ESSENCE, which APL began developing in 1997 and has continued to modify since, is a disease surveillance system that helps users clean and process large amounts of health-related data. The system’s algorithms then analyze that data to search for anomalies that might indicate an outbreak.
ESSENCE includes data such as emergency room and urgent care visits, as well as why those visits occurred, along with other gathered information. Users, like public health epidemiologists and infection control practitioners, can then perform queries to search for combinations of signs of symptoms that may indicate a surge.

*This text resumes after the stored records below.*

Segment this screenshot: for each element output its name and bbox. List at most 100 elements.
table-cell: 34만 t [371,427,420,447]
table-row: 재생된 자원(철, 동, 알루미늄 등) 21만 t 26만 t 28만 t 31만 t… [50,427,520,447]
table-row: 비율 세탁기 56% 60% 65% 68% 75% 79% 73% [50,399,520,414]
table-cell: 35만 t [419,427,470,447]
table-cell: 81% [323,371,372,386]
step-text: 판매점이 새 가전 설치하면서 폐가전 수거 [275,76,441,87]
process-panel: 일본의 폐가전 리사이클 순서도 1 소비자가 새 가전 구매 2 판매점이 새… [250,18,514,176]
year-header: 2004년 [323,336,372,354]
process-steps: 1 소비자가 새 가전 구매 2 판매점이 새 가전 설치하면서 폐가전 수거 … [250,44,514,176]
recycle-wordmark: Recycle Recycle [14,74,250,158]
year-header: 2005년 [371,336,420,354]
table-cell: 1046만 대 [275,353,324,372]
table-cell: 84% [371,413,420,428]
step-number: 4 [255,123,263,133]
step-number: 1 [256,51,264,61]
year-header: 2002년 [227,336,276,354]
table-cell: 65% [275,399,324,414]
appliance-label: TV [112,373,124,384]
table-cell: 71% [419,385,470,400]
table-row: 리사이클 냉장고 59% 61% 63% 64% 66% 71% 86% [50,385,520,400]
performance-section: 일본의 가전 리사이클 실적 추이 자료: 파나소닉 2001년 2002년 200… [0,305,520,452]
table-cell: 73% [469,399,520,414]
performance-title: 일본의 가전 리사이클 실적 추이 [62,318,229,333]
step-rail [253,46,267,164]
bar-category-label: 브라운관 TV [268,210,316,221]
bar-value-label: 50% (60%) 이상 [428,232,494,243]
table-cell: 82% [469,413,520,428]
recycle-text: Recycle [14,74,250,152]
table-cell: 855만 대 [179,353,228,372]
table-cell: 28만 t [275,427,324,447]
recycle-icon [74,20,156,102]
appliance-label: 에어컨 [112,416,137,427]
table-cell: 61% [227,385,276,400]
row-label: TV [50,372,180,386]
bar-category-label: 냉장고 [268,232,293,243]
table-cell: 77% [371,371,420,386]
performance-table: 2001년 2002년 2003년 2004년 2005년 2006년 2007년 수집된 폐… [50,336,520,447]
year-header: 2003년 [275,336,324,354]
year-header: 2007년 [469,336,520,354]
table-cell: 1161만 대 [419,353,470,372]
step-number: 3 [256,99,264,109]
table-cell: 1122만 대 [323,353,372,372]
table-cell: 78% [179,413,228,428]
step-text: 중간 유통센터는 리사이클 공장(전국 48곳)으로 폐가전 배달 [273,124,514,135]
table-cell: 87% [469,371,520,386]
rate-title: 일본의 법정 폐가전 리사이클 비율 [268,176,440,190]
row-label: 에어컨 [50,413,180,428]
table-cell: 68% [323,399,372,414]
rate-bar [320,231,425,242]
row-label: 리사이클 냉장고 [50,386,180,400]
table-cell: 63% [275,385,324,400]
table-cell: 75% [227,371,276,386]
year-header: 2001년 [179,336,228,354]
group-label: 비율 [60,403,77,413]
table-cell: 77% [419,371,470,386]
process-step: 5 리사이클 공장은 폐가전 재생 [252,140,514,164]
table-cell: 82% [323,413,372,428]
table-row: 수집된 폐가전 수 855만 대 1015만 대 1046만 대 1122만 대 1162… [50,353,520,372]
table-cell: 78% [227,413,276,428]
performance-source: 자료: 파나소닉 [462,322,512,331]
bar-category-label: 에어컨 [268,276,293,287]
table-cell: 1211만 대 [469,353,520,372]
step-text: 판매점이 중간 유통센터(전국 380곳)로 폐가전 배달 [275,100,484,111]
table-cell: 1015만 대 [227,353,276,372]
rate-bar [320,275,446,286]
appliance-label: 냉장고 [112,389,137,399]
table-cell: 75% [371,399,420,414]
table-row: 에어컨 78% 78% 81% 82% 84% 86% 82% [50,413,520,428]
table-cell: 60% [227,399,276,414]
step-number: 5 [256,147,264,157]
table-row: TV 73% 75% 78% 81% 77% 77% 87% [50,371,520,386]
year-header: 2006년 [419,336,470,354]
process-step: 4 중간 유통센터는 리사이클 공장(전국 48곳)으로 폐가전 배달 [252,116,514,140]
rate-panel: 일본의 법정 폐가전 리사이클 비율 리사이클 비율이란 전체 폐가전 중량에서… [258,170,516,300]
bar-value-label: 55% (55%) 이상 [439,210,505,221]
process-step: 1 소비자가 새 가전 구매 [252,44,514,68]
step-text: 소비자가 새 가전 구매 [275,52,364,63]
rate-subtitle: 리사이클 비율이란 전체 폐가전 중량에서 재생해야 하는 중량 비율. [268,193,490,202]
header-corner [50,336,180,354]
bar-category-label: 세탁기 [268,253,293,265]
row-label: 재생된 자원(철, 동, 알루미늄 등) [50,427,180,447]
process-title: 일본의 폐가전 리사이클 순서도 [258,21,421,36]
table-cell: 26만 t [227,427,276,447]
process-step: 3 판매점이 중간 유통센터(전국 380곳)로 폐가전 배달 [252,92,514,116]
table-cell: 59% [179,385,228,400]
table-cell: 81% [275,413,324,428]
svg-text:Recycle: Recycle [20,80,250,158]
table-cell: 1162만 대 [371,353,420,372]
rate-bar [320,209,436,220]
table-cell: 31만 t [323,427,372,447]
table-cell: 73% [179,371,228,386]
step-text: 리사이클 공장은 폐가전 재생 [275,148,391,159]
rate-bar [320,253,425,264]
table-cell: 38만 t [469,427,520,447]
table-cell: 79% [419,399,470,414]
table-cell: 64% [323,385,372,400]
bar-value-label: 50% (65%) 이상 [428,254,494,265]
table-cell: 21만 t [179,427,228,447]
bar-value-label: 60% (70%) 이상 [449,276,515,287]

The tool is used across the country at all times, but Loschen said there has been a definite recent spike as a result of the spreading coronavirus. That rise, however, is not the first he’s seen in his 20-plus years working on the technology. In fact, Loschen said, usage on ESSENCE spikes almost any time there’s an epidemic of a medical nature — including previous heavy usage periods due to SARS, MERS, Ebola and H1N1 — or regionally for high-level events, such as the Super Bowl or a presidential inauguration.
ESSENCE is also used to monitor the health of disaster-affected populations for outbreaks of infectious diseases, such as respiratory and gastrointestinal illness, as well as influenza and mosquito-borne illness.
“The recent spike, due to COVID-19, is a bit more intense because of the ramifications of this particular disease,” Loschen said. “In particular, social media and its impact is evident in the datasets right now, as a combination of worried-well and worried-sick patients visit ERs. It’s our job to help epidemiologists sift through that data.”
While ESSENCE and this technology are not new, APL continues to enhance it to better enable all jurisdictions to optimize performance. A current focus is finding ways for upscaling with additional hardware to meet surges in demand, adding new capabilities to support some of the higher-impacted areas, like Washington state, and allowing users to build dashboards that aid presentation of the data to leadership for decision-making.
“In the last 20 years, APL has revolutionized electronic disease surveillance,” said Sheri Lewis, the manager of APL’s Health Protection and Assurance program area. “ESSENCE has fundamentally changed the way public health professionals access and utilize data in monitoring established patterns of disease progression in their community. We are able to see its profound impact in critical moments like this one, and we are continuously improving it to best serve public health.”
The Laboratory is also engaged in the Johns Hopkins University COVID-19 response through data analytics efforts in aiding the Center of Excellence for Influenza Research and Surveillance (CEIRS) for sequencing of COVID-19 samples at Johns Hopkins Hospital, and assistance in data cleaning and processing, as well as assurance, with Johns Hopkins University’s COVID-19 dashboard, which is in use around the world.